20. December 2006 · Comments Off · Categories: Google

Google is always controversial, and nowhere more than with their decision to index “all of the world’s information” and to put the content of ALL BOOKS online. That certainly is an ambitious project, and Google is known for being ambitious. But not everyone is happy with their vision, and alternative ideas are coming to the fore.

Google’s restrictions on its digital book copies stem in part from the company’s decision to scan copyrighted material without explicit permission. Google wants to ensure only small excerpts from the copyrighted material appear online – snippets that the company believes fall under “fair use” protections of U.S. law.

Since Google is planning on making their search engine the only one to be able to use the scanned books, the questions of fair practice take on greater significance.

The Open Content Alliance might have some answers. Their alternative approach is to only scan books where they have written permission, or where the copyright has expired. That does seem to be a particularily more noble goal.

06. December 2006 · Comments Off · Categories: Google

Google has made it very easy to add a sitemap to their Google Sitemaps program. All you need to know is a few basics about their XML protocol which is laid out here.

I was able to setup some rather minimalist Sitemaps which seem to have done the job. I used the “loc” tag to enter the URL.

You can go as deep as you like with the program, even going so far as to indicated the desired crawl frequency, and the desired “priority” for each page. However, obviously, Google can choose to ignore these suggestions quite easily.

For simplicity’s sake, I decided to just give them the location and let them decide the rest. After I observe what actually occurs, I’ll be in a better position to judge what the tweaks might mean for me. The program is very easy to use.

Here’s the Sitemap in XML for the crawlers that can use. I know that MSN and Yahoo now support the format, so I’ll see if they pick up on it naturally, or if I have to submit.

29. November 2006 · Comments Off · Categories: Google

I’ve seen a lot of strange Google updates this year and this latest one is very weird. On Monday, a lot of new traffic came in, and now on a few select websites I see traffic way down. This is now completely typical to me. You can expect these violent swings in traffic, and it’s one way to keep you on your toes.

Updates like this are the reason I don’t make all my websites exactly the same. They’re also the reason I’m always trying to diversify my revenue from search engines as much as possible. If you don’t, you might end up holding the bag at the end of a nasty update gone bad.

I guess this is just all part of the game, so it’s nothing to get too excited about, but this time I’m immediatedly adding content to the affect website to see if I can hasten its’ return to the index. We’ll see how it goes.

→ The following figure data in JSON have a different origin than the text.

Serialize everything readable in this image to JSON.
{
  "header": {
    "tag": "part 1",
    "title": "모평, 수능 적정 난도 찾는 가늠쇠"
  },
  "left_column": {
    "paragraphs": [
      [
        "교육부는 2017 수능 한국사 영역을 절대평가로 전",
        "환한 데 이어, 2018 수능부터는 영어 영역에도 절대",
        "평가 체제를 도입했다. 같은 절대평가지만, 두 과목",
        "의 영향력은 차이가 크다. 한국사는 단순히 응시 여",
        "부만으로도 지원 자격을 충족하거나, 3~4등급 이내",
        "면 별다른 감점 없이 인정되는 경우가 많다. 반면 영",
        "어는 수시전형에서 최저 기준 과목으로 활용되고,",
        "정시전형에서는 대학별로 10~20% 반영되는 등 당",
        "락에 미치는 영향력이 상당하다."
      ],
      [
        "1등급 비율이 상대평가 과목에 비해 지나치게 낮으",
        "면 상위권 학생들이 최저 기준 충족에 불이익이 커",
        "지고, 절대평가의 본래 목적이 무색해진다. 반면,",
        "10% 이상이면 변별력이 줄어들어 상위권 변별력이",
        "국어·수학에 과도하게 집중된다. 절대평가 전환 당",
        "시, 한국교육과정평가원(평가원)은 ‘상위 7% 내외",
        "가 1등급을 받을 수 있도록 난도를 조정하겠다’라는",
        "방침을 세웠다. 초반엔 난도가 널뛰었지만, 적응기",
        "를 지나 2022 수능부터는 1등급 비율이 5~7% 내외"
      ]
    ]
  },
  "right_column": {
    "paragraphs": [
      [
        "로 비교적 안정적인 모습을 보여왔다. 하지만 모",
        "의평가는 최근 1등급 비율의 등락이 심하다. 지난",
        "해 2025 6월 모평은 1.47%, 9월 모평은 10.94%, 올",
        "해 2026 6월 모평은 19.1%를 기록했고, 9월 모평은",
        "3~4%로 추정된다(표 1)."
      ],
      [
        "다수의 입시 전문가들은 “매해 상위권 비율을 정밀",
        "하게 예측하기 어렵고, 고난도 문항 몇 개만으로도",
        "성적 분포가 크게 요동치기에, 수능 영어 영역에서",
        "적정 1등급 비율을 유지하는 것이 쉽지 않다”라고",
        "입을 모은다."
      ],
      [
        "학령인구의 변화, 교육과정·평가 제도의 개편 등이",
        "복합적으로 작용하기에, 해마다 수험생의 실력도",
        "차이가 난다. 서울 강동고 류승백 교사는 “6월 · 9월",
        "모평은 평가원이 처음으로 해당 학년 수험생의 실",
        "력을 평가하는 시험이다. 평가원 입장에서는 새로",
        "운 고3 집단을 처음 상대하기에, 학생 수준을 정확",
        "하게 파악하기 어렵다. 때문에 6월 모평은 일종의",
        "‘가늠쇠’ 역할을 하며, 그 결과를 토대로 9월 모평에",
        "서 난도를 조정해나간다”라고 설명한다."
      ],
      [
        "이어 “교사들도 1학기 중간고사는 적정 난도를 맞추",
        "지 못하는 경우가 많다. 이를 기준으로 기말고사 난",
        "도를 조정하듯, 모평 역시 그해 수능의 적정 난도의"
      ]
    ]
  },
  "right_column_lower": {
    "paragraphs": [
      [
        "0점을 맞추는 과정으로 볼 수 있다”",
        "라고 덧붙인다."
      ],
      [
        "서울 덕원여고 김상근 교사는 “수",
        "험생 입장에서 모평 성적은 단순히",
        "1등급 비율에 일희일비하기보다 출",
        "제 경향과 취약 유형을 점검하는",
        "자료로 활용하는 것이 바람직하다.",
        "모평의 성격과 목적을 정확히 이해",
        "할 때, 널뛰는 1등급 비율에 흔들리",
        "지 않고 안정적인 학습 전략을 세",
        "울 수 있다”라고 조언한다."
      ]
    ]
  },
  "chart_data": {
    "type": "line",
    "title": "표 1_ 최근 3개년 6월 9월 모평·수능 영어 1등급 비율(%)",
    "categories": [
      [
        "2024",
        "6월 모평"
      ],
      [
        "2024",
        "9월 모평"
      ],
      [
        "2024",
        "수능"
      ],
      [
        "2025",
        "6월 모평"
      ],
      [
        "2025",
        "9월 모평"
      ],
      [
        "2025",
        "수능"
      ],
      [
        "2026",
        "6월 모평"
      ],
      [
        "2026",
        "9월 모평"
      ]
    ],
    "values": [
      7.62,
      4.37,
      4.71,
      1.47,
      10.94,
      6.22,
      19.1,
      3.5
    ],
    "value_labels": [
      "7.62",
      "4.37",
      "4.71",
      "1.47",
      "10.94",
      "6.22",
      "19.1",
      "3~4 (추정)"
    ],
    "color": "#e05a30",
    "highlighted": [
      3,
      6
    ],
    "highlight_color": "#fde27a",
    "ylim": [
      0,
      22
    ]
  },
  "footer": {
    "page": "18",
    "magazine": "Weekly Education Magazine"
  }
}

20. November 2006 · Comments Off · Categories: Google

These Japanese researchers have come up with something interesting concerning how to determine proper names in Google SERPs.

The software tool, developed by researchers at the University of Tokyo in Japan, picks apart the results of a search engine query, identifying unique identities within these results. For example, it can tell the difference between Michael Jackson the pop singer and a travelling beer expert of the same name, who also appears on the first page of results produced by Google.

How does the software accomplish its’ task? Basically through a combination of Semantic analysis and on-page analysis that checks the first 100 results from Google. The software examines more relationships in the results to determine what is actually meant by the name.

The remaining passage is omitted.